See the wiki/Home and wiki/FAQ for more info.

Tip

petric.py will effectively execute:

from main import Submission, submission_callbacks  # your submission (`main.py`)
from petric import data, metrics  # our data & evaluation
assert issubclass(Submission, cil.optimisation.algorithms.Algorithm)
Submission(data).run(numpy.inf, callbacks=metrics + submission_callbacks)

Warning

To avoid timing out (currently 10 min runtime, will likely be increased a bit for the final evaluation after submissions close), please disable any debugging/plotting code before submitting! This includes removing any progress/logging from submission_callbacks and any debugging from Submission.__init__.

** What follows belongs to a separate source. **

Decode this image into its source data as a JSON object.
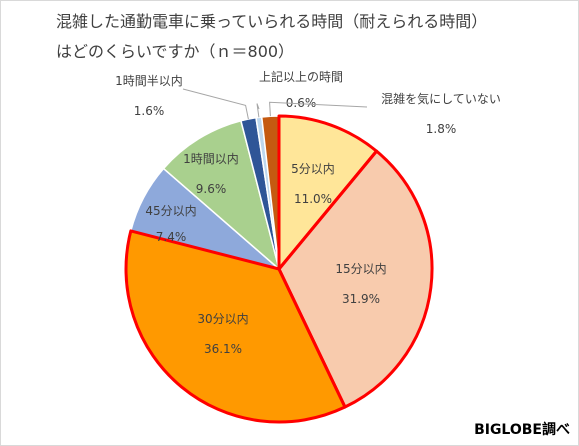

  • data to test/train your Algorithms is available at https://petric.tomography.stfc.ac.uk/data/ and is likely to grow (more info to follow soon)
    • fewer datasets will be available during the submission phase, but more will be available for the final evaluation after submissions close
    • please contact us if you'd like to contribute your own public datasets!
  • metrics are calculated by class QualityMetrics within petric.py
    • this does not contribute to your runtime limit
    • effectively, only Submission(data).run(np.inf, callbacks=submission_callbacks) is timed
  • when using the temporary leaderboard, it is best to:
    • change Horizontal Axis to Relative
    • untick Ignore outliers in chart scaling
    • see the wiki for details

Any modifications to petric.py are ignored.